On Nov. 30, 1994, Paul DeGraff Jr., then 23, spent a Wednesday evening drinking beer, doing shots and shooting darts with his league buddies at a bar on Broadway. His girlfriend, Debra Scism, drove him home, he told police later. Around 11:30 p.m. at his residence in Boice’s Trailer Park in the Town of Ulster, there was a scuffle. Then a shot. Scism was dead with a gunshot wound behind her right ear. DeGraff spent two years of a six-year sentence following a conviction for manslaughter.
Nineteen years later on March 28, sources say, DeGraff was, as he was on that fateful night in 1994, drinking and shooting darts with his league buddies at a bar down by the Rondout Creek. Police say he got behind the wheel of 2009 black GMC Sierra pickup truck and headed for his home on Broadway in Port Ewen. At 11:25 p.m., cops say, he failed to negotiate a turn on Salem Street. This time, 18-year-old Derek J. Wood was the victim — killed by massive injuries sustained when the out-of-control truck slammed into him as he walked along the shoulder of the road.
DeGraff, a 44-year-old roofer, is in the Ulster County Jail facing vehicular manslaughter charges. Ulster County Sheriff’s Investigators are still seeking information about DeGraff’s movements on the night of the accident while family and friends of Wood are mourning the popular, athletic teen.
Police say they are still investigating DeGraff’s activities on the night of the fatal crash. But one source familiar with the investigation said that DeGraff spent at least part of the evening playing darts at a bar in Eddyville during a league competition. From there, police believe he drove up New Salem Road and onto Salem Street in Port Ewen. Wood, meanwhile, was walking westbound, facing traffic, along the shoulder of the road. Friends say Wood, who lived with his family on Ulster Avenue in Ulster Park was going to a friend’s house to play video games. According to one police source, he was just a few houses away from his destination when he was killed.
Police say the accident occurred when DeGraff failed to negotiate a curve and struck the guardrail. Cops say the truck mounted and slid along the guardrail, slamming into Wood before hitting a tree and rolling over, trapping DeGraff inside. Emergency crews transported Wood to Kingston Hospital where he died of his injuries. DeGraff was extricated from the vehicle and taken to Kingston Hospital. He was later transported to Albany Medical Center for treatment of a neck injury. A court-ordered blood test administered a short time after the accident recorded a blood-alcohol content greater than 0.18, over twice the legal limit. Authorities have declined to release the exact results of the blood test.
DeGraff was charged with first-degree vehicular manslaughter and misdemeanor counts of criminal mischief and drunken driving. He remained under guard at Albany Medical Center undergoing treatment, until March 31 when he was returned to Ulster County, arraigned in Esopus Town Court and sent to the Ulster County Jail on $100,000 bail.
If convicted of first-degree vehicular manslaughter, DeGraff faces up to 15 years in state prison. It would be his second prison stint for manslaughter. In October 1995, DeGraff was sentenced to six years in state prison for manslaughter — he served just two — in a case with eerie similarities to his present legal entanglement.

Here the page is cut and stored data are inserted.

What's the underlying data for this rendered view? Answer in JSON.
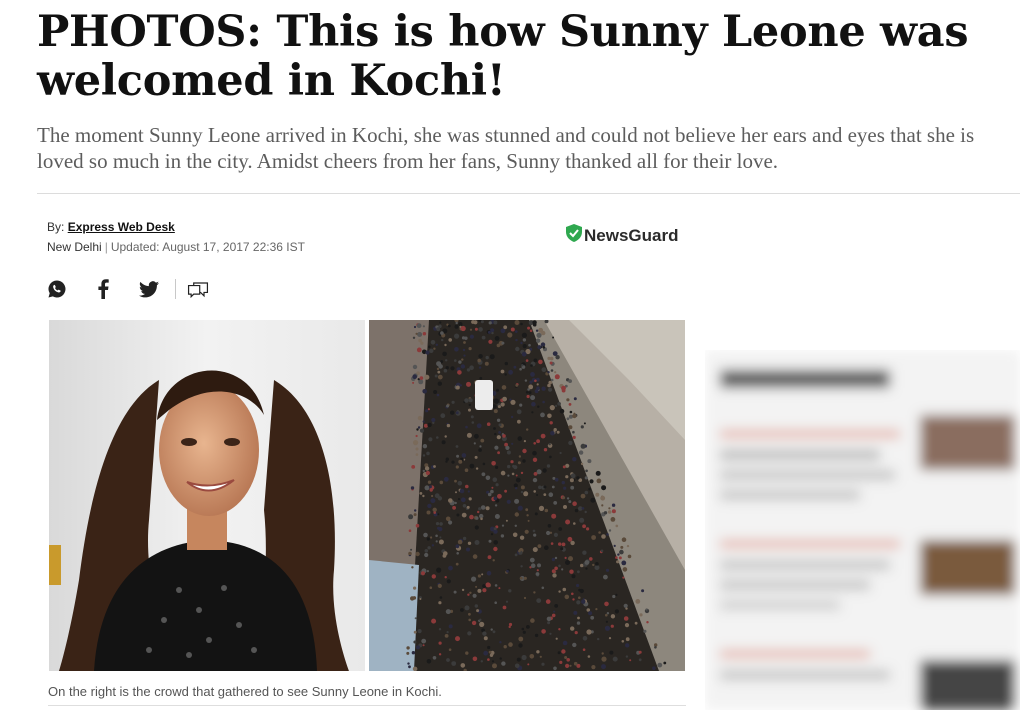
{
  "article": {
    "headline": "PHOTOS: This is how Sunny Leone was welcomed in Kochi!",
    "standfirst": "The moment Sunny Leone arrived in Kochi, she was stunned and could not believe her ears and eyes that she is loved so much in the city. Amidst cheers from her fans, Sunny thanked all for their love.",
    "byline": {
      "by_label": "By:",
      "author": "Express Web Desk",
      "location": "New Delhi",
      "separator": "|",
      "updated": "Updated: August 17, 2017 22:36 IST"
    },
    "newsguard_label": "NewsGuard",
    "social_icons": [
      "whatsapp-icon",
      "facebook-icon",
      "twitter-icon",
      "comments-icon"
    ],
    "image_caption": "On the right is the crowd that gathered to see Sunny Leone in Kochi."
  },
  "colors": {
    "headline": "#111111",
    "standfirst": "#5c5c5c",
    "newsguard_shield": "#2fa84f"
  }
}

On Nov. 30, 1994 — one month almost to the day before Derek Wood’s birth — DeGraff was playing with a dart league at the now-defunct Broadway tavern Suzie’s Fountain. DeGraff’s account of what happened next is contained in handwritten notes from an interview with police conducted two days after Scism’s death at AlbanyMedicalCenter where he was recovering from a gunshot wound through his left forearm. After drinking “beer and a couple of shots” at the bar, DeGraff claimed that Scism drove him home. After that, he told cops he remembered little, except Scism sitting on the bed threatening suicide with his Glock Model 23 .40-caliber pistol.
DeGraff told police the gun went off after he threw the weapon across the room in an attempt to get it away from her. According to police, a single gunshot pierced DeGraff’s left forearm, went through Scism’s head and a wall of the trailer.

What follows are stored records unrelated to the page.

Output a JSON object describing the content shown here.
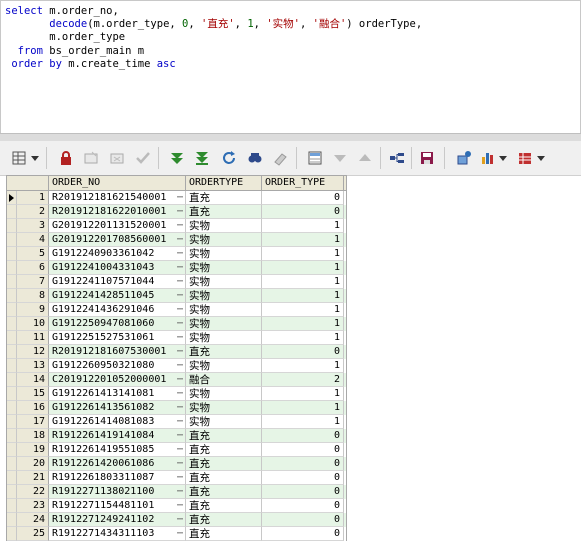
{
  "editor": {
    "lines": [
      [
        {
          "t": "select ",
          "c": "kw"
        },
        {
          "t": "m",
          "c": "ident"
        },
        {
          "t": ".",
          "c": "ident"
        },
        {
          "t": "order_no",
          "c": "ident"
        },
        {
          "t": ",",
          "c": "ident"
        }
      ],
      [
        {
          "t": "       decode",
          "c": "kw"
        },
        {
          "t": "(",
          "c": "ident"
        },
        {
          "t": "m",
          "c": "ident"
        },
        {
          "t": ".",
          "c": "ident"
        },
        {
          "t": "order_type, ",
          "c": "ident"
        },
        {
          "t": "0",
          "c": "num"
        },
        {
          "t": ", ",
          "c": "ident"
        },
        {
          "t": "'直充'",
          "c": "str"
        },
        {
          "t": ", ",
          "c": "ident"
        },
        {
          "t": "1",
          "c": "num"
        },
        {
          "t": ", ",
          "c": "ident"
        },
        {
          "t": "'实物'",
          "c": "str"
        },
        {
          "t": ", ",
          "c": "ident"
        },
        {
          "t": "'融合'",
          "c": "str"
        },
        {
          "t": ") orderType,",
          "c": "ident"
        }
      ],
      [
        {
          "t": "       m",
          "c": "ident"
        },
        {
          "t": ".",
          "c": "ident"
        },
        {
          "t": "order_type",
          "c": "ident"
        }
      ],
      [
        {
          "t": "  from ",
          "c": "kw"
        },
        {
          "t": "bs_order_main m",
          "c": "ident"
        }
      ],
      [
        {
          "t": " order by ",
          "c": "kw"
        },
        {
          "t": "m",
          "c": "ident"
        },
        {
          "t": ".",
          "c": "ident"
        },
        {
          "t": "create_time ",
          "c": "ident"
        },
        {
          "t": "asc",
          "c": "kw"
        }
      ]
    ]
  },
  "toolbar": {
    "icons": [
      "grid-options-icon",
      "dropdown-arrow-icon",
      "lock-icon",
      "new-record-icon",
      "delete-record-icon",
      "post-check-icon",
      "fetch-next-icon",
      "fetch-last-icon",
      "refresh-icon",
      "find-icon",
      "clear-icon",
      "query-by-example-icon",
      "sort-descending-icon",
      "sort-ascending-icon",
      "single-record-view-icon",
      "save-icon",
      "connect-icon",
      "chart-icon",
      "chart-dropdown-icon",
      "export-icon",
      "export-dropdown-icon"
    ]
  },
  "grid": {
    "columns": [
      "ORDER_NO",
      "ORDERTYPE",
      "ORDER_TYPE"
    ],
    "rows": [
      {
        "n": "1",
        "order_no": "R201912181621540001",
        "ordertype": "直充",
        "order_type": "0"
      },
      {
        "n": "2",
        "order_no": "R201912181622010001",
        "ordertype": "直充",
        "order_type": "0"
      },
      {
        "n": "3",
        "order_no": "G201912201131520001",
        "ordertype": "实物",
        "order_type": "1"
      },
      {
        "n": "4",
        "order_no": "G201912201708560001",
        "ordertype": "实物",
        "order_type": "1"
      },
      {
        "n": "5",
        "order_no": "G1912240903361042",
        "ordertype": "实物",
        "order_type": "1"
      },
      {
        "n": "6",
        "order_no": "G1912241004331043",
        "ordertype": "实物",
        "order_type": "1"
      },
      {
        "n": "7",
        "order_no": "G1912241107571044",
        "ordertype": "实物",
        "order_type": "1"
      },
      {
        "n": "8",
        "order_no": "G1912241428511045",
        "ordertype": "实物",
        "order_type": "1"
      },
      {
        "n": "9",
        "order_no": "G1912241436291046",
        "ordertype": "实物",
        "order_type": "1"
      },
      {
        "n": "10",
        "order_no": "G1912250947081060",
        "ordertype": "实物",
        "order_type": "1"
      },
      {
        "n": "11",
        "order_no": "G1912251527531061",
        "ordertype": "实物",
        "order_type": "1"
      },
      {
        "n": "12",
        "order_no": "R201912181607530001",
        "ordertype": "直充",
        "order_type": "0"
      },
      {
        "n": "13",
        "order_no": "G1912260950321080",
        "ordertype": "实物",
        "order_type": "1"
      },
      {
        "n": "14",
        "order_no": "C201912201052000001",
        "ordertype": "融合",
        "order_type": "2"
      },
      {
        "n": "15",
        "order_no": "G1912261413141081",
        "ordertype": "实物",
        "order_type": "1"
      },
      {
        "n": "16",
        "order_no": "G1912261413561082",
        "ordertype": "实物",
        "order_type": "1"
      },
      {
        "n": "17",
        "order_no": "G1912261414081083",
        "ordertype": "实物",
        "order_type": "1"
      },
      {
        "n": "18",
        "order_no": "R1912261419141084",
        "ordertype": "直充",
        "order_type": "0"
      },
      {
        "n": "19",
        "order_no": "R1912261419551085",
        "ordertype": "直充",
        "order_type": "0"
      },
      {
        "n": "20",
        "order_no": "R1912261420061086",
        "ordertype": "直充",
        "order_type": "0"
      },
      {
        "n": "21",
        "order_no": "R1912261803311087",
        "ordertype": "直充",
        "order_type": "0"
      },
      {
        "n": "22",
        "order_no": "R1912271138021100",
        "ordertype": "直充",
        "order_type": "0"
      },
      {
        "n": "23",
        "order_no": "R1912271154481101",
        "ordertype": "直充",
        "order_type": "0"
      },
      {
        "n": "24",
        "order_no": "R1912271249241102",
        "ordertype": "直充",
        "order_type": "0"
      },
      {
        "n": "25",
        "order_no": "R1912271434311103",
        "ordertype": "直充",
        "order_type": "0"
      }
    ]
  }
}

Police told a different story — one that DeGraff later admitted was the truth — that he’d fired the gun during an “argument and physical confrontation” with his girlfriend. A grand jury indicted DeGraff on a charge second-degree murder, but District Attorney Mike Kavanagh and County Court Judge J. Michael Bruhn accepted a plea deal which allowed DeGraff to plead guilty to manslaughter. Town of Ulster Police Chief Anthony Cruise, then a patrolman, said that he recalled working on the case.
“It was a domestic dispute with alcohol involved,” said Cruise. “I don’t think it was mishandled. The reality is that I don’t think the intent was there to prove a murder charge, there was reckless indifference and intoxication.”